Conservative publication the National Review took the rare step of denouncing a GOP Senate candidate over her belief in the QAnon conspiracy theory.
Jo Rae Perkins, Oregon’s Republican nominee in this year’s Senate race, should be “shunned and repudiated” for her belief in a dangerous, baseless conspiracy theory, the publication said in an editorial Saturday.
“Perkins is an unreconstructed exponent of a batty and corrosive conspiracy theory running a longshot campaign that carries only political downside for Republicans,” the editorial reads. “They should do what they can to distance themselves from her candidacy.”
The QAnon theory, which began in 2017, posits that President Donald Trump is involved in stopping a pedophile network of Satan-worshipping cannibals who have infiltrated every level of government and the mass media. Believers follow “Q” an anonymous person who claims to be in a high-level government position and who leaves vague clues about supposed future mass arrests that never happen.
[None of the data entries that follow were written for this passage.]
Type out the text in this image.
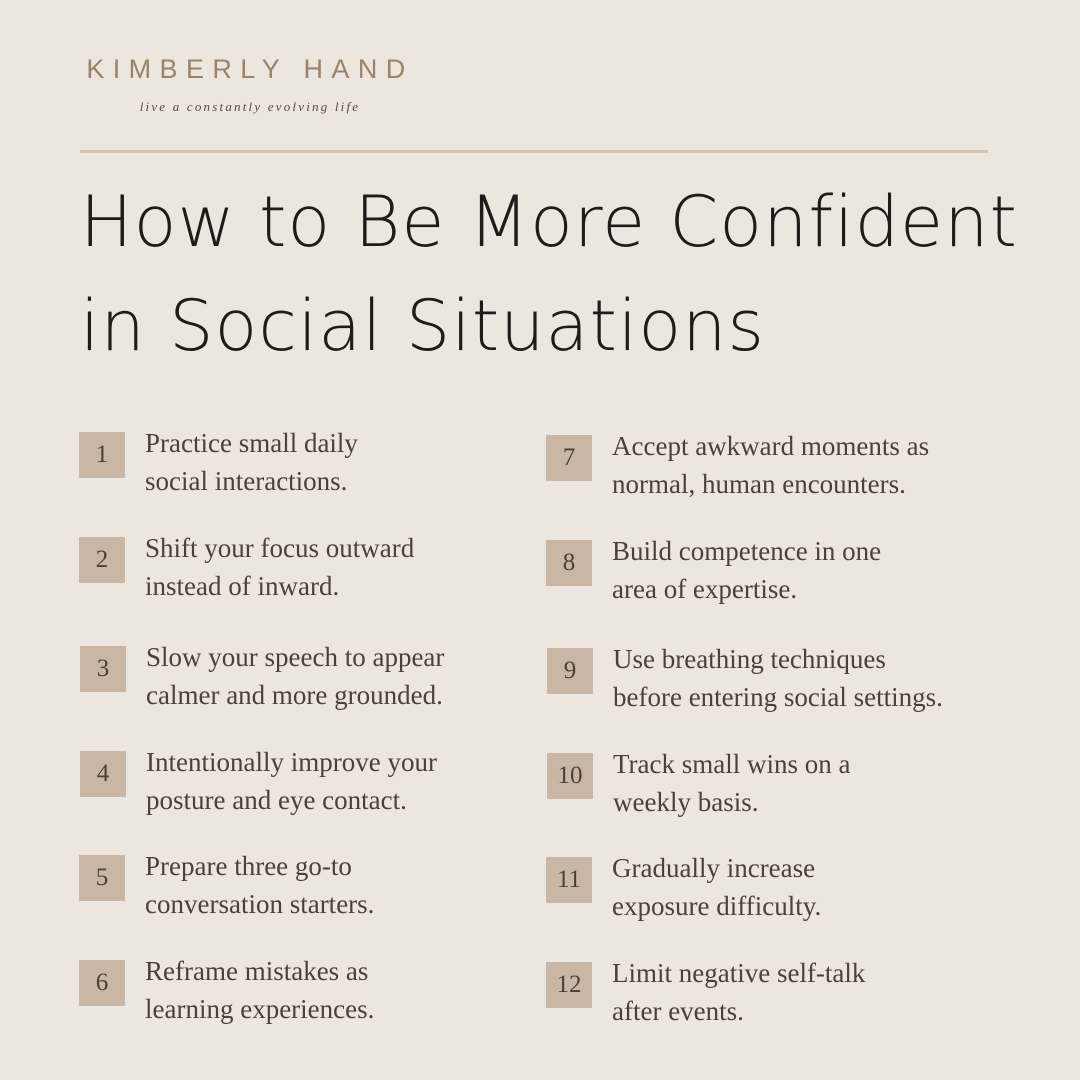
KIMBERLY HAND
live a constantly evolving life
How to Be More Confident
in Social Situations
1	Practice small daily
social interactions.
2	Shift your focus outward
instead of inward.
3	Slow your speech to appear
calmer and more grounded.
4	Intentionally improve your
posture and eye contact.
5	Prepare three go-to
conversation starters.
6	Reframe mistakes as
learning experiences.
7	Accept awkward moments as
normal, human encounters.
8	Build competence in one
area of expertise.
9	Use breathing techniques
before entering social settings.
10	Track small wins on a
weekly basis.
11	Gradually increase
exposure difficulty.
12	Limit negative self-talk
after events.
That hasn’t stopped Q’s legion of followers from falling down countless absurd rabbit holes that have also led to dangerous real-world consequences. And when Perkins won her primary by a landslide, she came out in full support of the extremist group.
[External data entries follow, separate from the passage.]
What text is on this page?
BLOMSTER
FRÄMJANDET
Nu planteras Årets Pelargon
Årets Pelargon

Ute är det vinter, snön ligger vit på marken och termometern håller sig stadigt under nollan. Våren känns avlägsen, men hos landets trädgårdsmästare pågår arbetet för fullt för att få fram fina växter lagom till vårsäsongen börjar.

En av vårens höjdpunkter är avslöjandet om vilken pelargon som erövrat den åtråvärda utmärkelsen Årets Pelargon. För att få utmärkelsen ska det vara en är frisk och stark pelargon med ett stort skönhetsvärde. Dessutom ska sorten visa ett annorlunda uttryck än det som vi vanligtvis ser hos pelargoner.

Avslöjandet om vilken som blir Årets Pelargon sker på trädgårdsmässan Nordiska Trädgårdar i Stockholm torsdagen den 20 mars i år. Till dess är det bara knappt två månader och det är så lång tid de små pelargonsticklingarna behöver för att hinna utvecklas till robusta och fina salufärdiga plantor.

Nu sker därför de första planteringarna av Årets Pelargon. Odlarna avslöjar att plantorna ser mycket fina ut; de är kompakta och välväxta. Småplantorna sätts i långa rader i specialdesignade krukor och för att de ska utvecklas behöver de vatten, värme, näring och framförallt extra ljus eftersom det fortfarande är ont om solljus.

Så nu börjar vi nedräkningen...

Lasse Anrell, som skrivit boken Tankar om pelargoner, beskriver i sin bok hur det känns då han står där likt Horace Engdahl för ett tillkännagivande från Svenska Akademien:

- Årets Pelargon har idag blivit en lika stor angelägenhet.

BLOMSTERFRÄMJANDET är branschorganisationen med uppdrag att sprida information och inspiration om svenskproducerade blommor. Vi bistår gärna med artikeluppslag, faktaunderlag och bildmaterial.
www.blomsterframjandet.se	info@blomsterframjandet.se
“I stand with Q and the team,” she said in a Twitter video. “Thank you, Anons, and thank you, patriots. And together, we can save our republic.”
Her campaign retracted Perkins’ endorsement of QAnon on Wednesday, and Perkins said in a new video she “would never describe herself as a follower.”
A day later, Perkins went against her own campaign, telling ABC News she was “literally physically in tears” at having to read the statement.
“My campaign is gonna kill me,” Perkins told the outlet. “How do I say this? Some people think that I follow Q like I follow Jesus. Q is the information and I stand with the information resource.”
Now, the National Review is calling for Republicans to denounce the conspiracy theorist. More from the editorial:
QAnon is a story of exploitation, in which some digitally literate person (or group of people) strings along the gullible with a fanciful story, inviting them to work together to decode clues and discuss lore. It is also a story of radicalization, in which skepticism about the Mueller investigation or distrust of political institutions mutates into a fantasy world in which the American elite is full of Jeffrey Epsteins. We don’t know whether Perkins is a cynic or a true believer, but whatever the case, she should be shunned and repudiated.
Perkins’ campaign did not respond to repeated requests for comment.